IDDF2023-ABS-0107 Nanocoating mediated whole gut microbiota transplantation for enhanced biotherapy of inflammatory bowel disease

Background

Fecal microbiota transplantation (FMT) uses fecal microbiota to treat diseases but shows a limited therapeutic effect on small intestinal diseases due to the unique biogeography of small intestinal microbiota.

Methods

Small intestinal fluid and feces from Sprague-Dawley mice were homogenized and filtrated by a 70 μm pore nylon filter to obtain a microbiota solution. Chitosan and alginate were successively coated on the surface of microbe based on the electrostatic interaction.

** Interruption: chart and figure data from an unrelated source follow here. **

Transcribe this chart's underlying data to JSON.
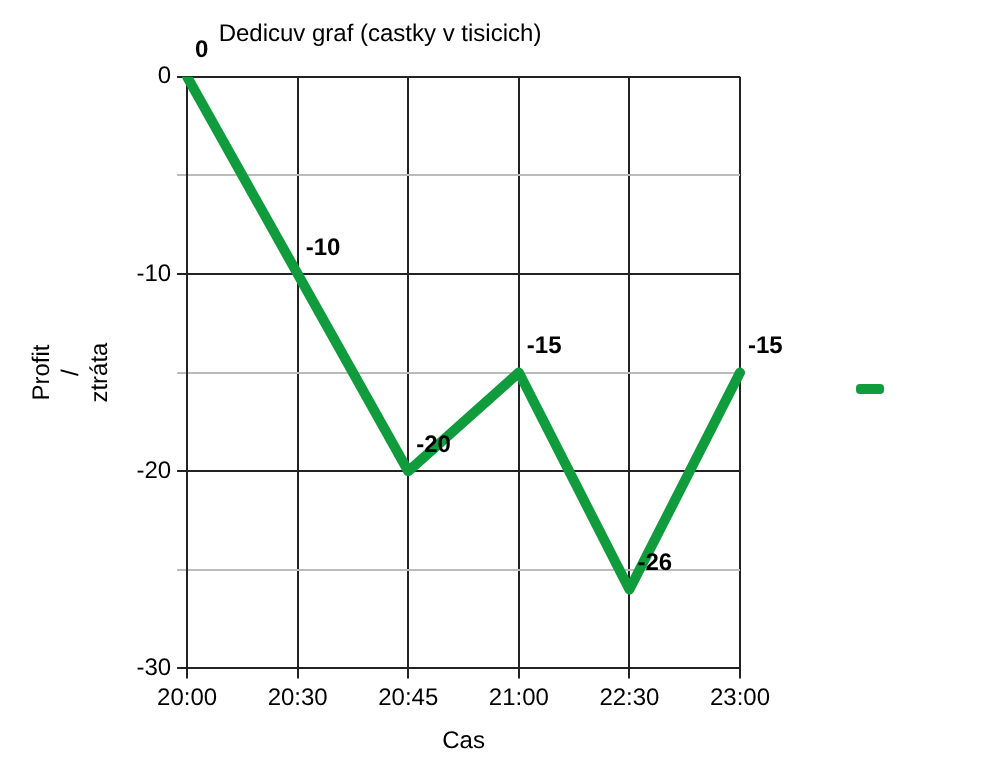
{
  "chart_data": {
    "type": "line",
    "title": "Dedicuv graf (castky v tisicich)",
    "xlabel": "Cas",
    "ylabel": "Profit / ztráta",
    "categories": [
      "20:00",
      "20:30",
      "20:45",
      "21:00",
      "22:30",
      "23:00"
    ],
    "series": [
      {
        "color": "#109c3c",
        "values": [
          0,
          -10,
          -20,
          -15,
          -26,
          -15
        ]
      }
    ],
    "ylim": [
      -30,
      0
    ],
    "yticks": [
      -30,
      {
        "value": -25,
        "label": null
      },
      -20,
      {
        "value": -15,
        "label": null
      },
      -10,
      {
        "value": -5,
        "label": null
      },
      0
    ],
    "grid": true,
    "marker": "none",
    "line_style": "solid",
    "data_labels": true
  }
}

The nanocoating of microbe was characterized by transmission electron microscopy (TEM), atomic force microscopy (AFM), size distribution, zeta potential, etc. Resistance assessment of nanocoated microbiota was investigated in simulated gastric fluid in vitro. Fluorescently-labeled Escherichia coli was used for evaluating the impact of nanocoating on bacterial intestinal colonization. Germ-free mouse experiment was implemented for analyzing gut microbiota distribution after FMT, whole gut microbiota transplantation (WMT), FMT by nanocoating (NanoFMT) and WMT by nanocoating (NanoWMT). The efficacy of different groups was investigated by two mouse models, including the Salmonella typhimurium induced colitis model and 5-fluorouracil-induced mucositis. Stool, blood and intestinal tissue samples were collected from all mice. Gut microbiota, cytokine levels and histopathology were subsequently analyzed.

Results

The alternate transformation of zeta potential demonstrated the attachment of chitosan and alginate on the surface of microbe. The changed morphology of microbe was presented by size distribution, TEM and AFM after nanocoating. Nanocoating did not impact the growth performance of microbiota but significantly ameliorated gastrointestinal tolerance in vitro and in vivo models. Significantly, the bacterial count increased 67.8 folds on the small intestine after nanocoating, visually observed by in vivo imaging system based on the fluorescence label of bacteria. Gut biogeography of microbiota was more reasonable in the WMT group than FMT group for the germ-free model. NanoWMT showed the best performance on reversing intestinal contraction, villus disorders and inflammatory levels for the treatment of mouse mucositis, especially on gut microbiota balance.

Conclusions

WMT better adjusted the microbiota distribution of the whole gut, while the nanocoating technology further enhanced the therapeutic effect of WMT for small intestinal diseases.